The first is when I fell in love with travel. It was 2004, and I was on my first international trip. I had originally intended to visit Australia, but somehow I ended up in Costa Rica. I don’t even remember how anymore, it’s just been too long. But I do clearly remember that somewhere between eating the best bruschetta of my life, creeping through jungles, hanging out with a troop of Capuchin monkeys, and watching land crabs fight over territory, I became hooked. I had the travel bug. And as everyone with the bug quickly learns, this ailment has no cure. And every trip you take just makes it worse.
The second big moment occurred the following year. After meeting some backpackers on a trip to Thailand and talking with them, I knew the only way to treat my disease was to travel more. A few days later on the Thai island of Ko Samui, I turned to my friend Scott and told him that when we got home from Thailand, I was going to quit my job and travel the world.

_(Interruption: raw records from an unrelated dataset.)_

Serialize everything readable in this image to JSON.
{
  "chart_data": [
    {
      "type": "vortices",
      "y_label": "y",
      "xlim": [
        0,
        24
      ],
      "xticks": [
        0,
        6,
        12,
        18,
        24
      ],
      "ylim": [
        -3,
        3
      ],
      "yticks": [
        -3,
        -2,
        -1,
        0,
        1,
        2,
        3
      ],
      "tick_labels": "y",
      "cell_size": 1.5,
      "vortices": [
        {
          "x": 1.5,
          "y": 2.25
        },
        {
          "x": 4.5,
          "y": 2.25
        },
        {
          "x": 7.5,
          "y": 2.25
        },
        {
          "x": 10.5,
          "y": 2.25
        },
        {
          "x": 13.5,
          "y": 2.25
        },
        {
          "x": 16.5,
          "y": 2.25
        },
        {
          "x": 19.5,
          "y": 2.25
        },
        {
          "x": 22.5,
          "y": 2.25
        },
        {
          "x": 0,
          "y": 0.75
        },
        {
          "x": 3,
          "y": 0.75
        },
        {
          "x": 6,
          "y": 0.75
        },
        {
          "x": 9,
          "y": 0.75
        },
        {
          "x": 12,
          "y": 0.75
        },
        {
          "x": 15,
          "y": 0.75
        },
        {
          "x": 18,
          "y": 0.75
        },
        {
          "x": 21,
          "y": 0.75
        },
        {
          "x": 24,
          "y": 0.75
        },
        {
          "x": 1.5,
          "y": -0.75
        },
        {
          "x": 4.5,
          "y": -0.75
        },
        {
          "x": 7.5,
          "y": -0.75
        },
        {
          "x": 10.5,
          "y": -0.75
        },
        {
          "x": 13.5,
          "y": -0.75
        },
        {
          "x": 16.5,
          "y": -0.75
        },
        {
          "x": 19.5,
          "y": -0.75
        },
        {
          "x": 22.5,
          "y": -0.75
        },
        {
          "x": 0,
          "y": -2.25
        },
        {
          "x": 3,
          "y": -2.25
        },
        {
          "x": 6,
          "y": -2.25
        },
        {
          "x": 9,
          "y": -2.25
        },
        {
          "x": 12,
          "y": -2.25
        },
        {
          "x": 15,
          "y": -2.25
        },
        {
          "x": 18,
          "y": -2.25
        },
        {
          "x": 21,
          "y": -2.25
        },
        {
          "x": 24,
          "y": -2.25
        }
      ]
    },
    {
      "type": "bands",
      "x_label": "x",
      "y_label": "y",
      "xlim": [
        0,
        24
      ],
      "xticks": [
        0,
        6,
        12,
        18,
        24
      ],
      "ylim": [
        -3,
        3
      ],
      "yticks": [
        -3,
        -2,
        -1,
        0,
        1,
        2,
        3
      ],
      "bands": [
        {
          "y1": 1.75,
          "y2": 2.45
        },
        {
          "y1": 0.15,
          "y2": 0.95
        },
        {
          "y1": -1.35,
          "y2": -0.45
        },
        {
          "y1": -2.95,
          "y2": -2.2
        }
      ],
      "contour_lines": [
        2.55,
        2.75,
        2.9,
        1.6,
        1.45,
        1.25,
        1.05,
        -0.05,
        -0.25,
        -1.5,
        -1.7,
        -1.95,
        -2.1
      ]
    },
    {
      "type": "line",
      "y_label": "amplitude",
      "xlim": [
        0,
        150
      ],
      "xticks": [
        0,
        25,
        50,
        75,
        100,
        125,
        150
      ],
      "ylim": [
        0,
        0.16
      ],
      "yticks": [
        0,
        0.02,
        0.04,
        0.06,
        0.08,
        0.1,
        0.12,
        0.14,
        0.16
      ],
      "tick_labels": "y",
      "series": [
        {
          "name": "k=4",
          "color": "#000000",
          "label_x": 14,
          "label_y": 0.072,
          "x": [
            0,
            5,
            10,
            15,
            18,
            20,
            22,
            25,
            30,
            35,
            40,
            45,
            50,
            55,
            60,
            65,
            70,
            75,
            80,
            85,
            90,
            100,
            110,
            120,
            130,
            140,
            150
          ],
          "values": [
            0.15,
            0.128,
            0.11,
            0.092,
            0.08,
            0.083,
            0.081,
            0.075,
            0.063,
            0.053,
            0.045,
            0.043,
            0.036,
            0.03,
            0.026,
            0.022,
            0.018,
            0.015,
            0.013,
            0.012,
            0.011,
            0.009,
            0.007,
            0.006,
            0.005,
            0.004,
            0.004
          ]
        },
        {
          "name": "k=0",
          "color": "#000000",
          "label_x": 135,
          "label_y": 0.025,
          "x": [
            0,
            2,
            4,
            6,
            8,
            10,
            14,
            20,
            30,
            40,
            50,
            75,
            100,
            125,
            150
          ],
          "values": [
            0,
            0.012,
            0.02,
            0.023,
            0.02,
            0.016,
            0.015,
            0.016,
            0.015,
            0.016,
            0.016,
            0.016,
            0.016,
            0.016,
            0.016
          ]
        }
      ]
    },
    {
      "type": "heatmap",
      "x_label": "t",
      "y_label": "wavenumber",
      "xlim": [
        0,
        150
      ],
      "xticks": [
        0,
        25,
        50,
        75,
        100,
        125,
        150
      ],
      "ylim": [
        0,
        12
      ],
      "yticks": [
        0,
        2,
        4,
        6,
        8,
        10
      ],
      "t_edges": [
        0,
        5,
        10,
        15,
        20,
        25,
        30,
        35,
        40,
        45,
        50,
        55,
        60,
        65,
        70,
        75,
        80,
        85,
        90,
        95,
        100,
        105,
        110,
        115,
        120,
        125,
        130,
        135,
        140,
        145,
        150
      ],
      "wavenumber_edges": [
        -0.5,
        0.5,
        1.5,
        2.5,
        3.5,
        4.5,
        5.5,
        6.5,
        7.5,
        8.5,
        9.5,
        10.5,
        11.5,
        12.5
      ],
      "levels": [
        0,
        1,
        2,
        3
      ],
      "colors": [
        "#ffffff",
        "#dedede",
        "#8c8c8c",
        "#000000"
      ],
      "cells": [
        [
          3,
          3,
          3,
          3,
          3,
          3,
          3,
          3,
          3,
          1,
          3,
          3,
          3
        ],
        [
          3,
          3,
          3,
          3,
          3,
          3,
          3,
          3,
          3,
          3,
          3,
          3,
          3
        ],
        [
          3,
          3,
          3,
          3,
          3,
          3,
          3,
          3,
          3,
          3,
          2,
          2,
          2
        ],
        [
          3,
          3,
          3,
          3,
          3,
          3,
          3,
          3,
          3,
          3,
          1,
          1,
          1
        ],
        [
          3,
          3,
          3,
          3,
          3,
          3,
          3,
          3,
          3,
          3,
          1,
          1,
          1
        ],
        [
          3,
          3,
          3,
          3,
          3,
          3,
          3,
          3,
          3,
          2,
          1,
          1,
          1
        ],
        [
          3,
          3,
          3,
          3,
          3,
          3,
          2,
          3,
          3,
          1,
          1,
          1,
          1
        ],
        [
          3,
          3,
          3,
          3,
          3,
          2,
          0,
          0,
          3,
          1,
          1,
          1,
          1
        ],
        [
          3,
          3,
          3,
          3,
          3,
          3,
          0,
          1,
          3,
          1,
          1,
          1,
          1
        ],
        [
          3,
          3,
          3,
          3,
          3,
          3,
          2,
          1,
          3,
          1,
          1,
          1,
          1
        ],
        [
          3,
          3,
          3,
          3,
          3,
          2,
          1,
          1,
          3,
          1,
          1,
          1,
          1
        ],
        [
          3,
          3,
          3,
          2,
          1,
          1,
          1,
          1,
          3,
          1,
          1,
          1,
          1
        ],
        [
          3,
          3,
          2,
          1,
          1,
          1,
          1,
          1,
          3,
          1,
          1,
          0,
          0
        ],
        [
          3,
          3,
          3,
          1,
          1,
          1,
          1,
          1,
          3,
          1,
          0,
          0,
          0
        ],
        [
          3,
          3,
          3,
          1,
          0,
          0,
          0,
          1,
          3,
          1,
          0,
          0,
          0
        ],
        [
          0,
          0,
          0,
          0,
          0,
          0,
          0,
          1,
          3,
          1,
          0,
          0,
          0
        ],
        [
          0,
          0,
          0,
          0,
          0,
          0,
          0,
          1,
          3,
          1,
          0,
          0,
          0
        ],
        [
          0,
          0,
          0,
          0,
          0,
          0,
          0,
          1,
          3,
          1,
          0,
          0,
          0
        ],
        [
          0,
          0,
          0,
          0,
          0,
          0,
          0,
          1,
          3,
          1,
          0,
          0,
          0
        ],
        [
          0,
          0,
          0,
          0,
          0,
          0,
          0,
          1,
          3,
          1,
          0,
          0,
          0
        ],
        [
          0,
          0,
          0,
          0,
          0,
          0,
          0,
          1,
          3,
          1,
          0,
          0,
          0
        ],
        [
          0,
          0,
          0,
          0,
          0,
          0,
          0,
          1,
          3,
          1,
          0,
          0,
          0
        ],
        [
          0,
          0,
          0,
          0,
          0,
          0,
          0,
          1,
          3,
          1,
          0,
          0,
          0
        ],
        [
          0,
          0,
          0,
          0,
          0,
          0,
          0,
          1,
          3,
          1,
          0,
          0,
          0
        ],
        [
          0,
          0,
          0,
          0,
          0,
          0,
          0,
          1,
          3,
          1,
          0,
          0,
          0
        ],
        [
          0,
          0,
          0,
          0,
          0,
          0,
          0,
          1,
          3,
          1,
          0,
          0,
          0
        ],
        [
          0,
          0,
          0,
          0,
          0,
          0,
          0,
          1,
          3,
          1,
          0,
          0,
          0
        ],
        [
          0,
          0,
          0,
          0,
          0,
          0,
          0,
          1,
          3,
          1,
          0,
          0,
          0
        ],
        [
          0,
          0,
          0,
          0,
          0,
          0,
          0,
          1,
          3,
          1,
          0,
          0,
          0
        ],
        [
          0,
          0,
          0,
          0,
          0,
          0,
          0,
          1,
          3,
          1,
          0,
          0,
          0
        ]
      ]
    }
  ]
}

I was too consumed by my desire to travel to go back to life in the cubicle. Thailand had sealed my fate—and I had never been so sure and excited about anything in my life as I was at that moment.
Saying goodbye to my parents, I left in July 2006 for what was supposed to be a year traveling the world. A year became 18 months, which became 24, which soon became 68. My journey has taken me to fascinating places: I’ve lived in multiple countries, seen incredible beauty, had many amazing adventures, and met some of my closest friends.
But all things come to an end sometime, which brings me to today—my third big moment.
For you see, today is where my journey ends.
It’s been a long time coming. Over the last year, there’s been a recurring theme on this blog: the creeping, impending doom of finality. I’ve struggled with it. Part of me looks out at the bar full of fresh-eyed twentysomething backpackers—dancing, socializing, and drinking care-free, with only a hangover to worry about tomorrow—and thinks, “I wish I could be that way.” I want to go chasing ghosts. “Maybe just a little longer,” I say to myself. I keep grasping at sand, hoping it won’t seep through my hands and I’ll be able to hold on a little longer. Just one more day as Peter Pan couldn’t hurt.
But as I got stuck in Sihanoukville writing my book, my mind realized what my heart knew long ago: the end had come. My life and desires have changed. Whereas those travelers in Sihanoukville wake up to nothing but a day at the beach, I wake up to conference calls, blogs, and work. After 68 months, I desire a kitchen, a gym, and a set life—not more movement.
I once wondered if it was possible to travel for too long. Could one spend too much time traveling alone? Could one live without roots for so long that they became rudderless? I thought so then, and I still think so now.
Traveling alone doesn’t mean you get lonely. You learn that there’s nothing wrong with eating dinner, seeing a movie, or going out for a drink by yourself.
But being alone isn’t driving me home. I’m simply tired. Many of the people I know who travel like I do slow down after their third year. They stay in destinations longer, they have a home base, or they revisit places. Many have a partner with them who helps keep them anchored. But not me. I pushed past that and kept on going, even when I knew it wasn’t what I fully wanted.
But the heart wants what it wants, and my heart no longer wants to be a nomad.
My days as “Nomadic Matt” are no more.
I don’t know what the future holds. I don’t even know if I’m fully ready for the next step of my life. Will I be able to adjust? Months down the line, will I simply run off with my backpack and travel through Europe, unable to cope with being settled? Will this be like 2008 all over again, when I came home to end my trip, only to leave again a couple of months later? I don’t know.
I just know that sometime between that day in July 2006 and now, I grew up. I tried to stop it, but it happened anyway. For a while now, I’ve been trying to hold onto this lifestyle—but not anymore. I can’t linger at the end of this chapter any longer. It’s time to turn the page and see what happens next.
I still love travel and have no plans to stop. It’s too much a part of me, too much of who I am. And this blog will continue. I have enough articles today to fuel this site for months, and there are still plenty of trips in my future. So there will be plenty of new stories, photos, and tips.
But it’s time for me to put down roots and have a home. It’s time to become semi-nomadic. Instead of six months traveling around Europe, it might be two weeks in South Africa. The man without a home will finally have one to return to.
In a few hours, I will board my flight home to America and start to get ready to move to Sweden. It’s a new day, and I don’t know what it will bring.
But whatever happens, the future is now as amazingly uncertain and filled with promise as it was that warm summer’s morning in 2006.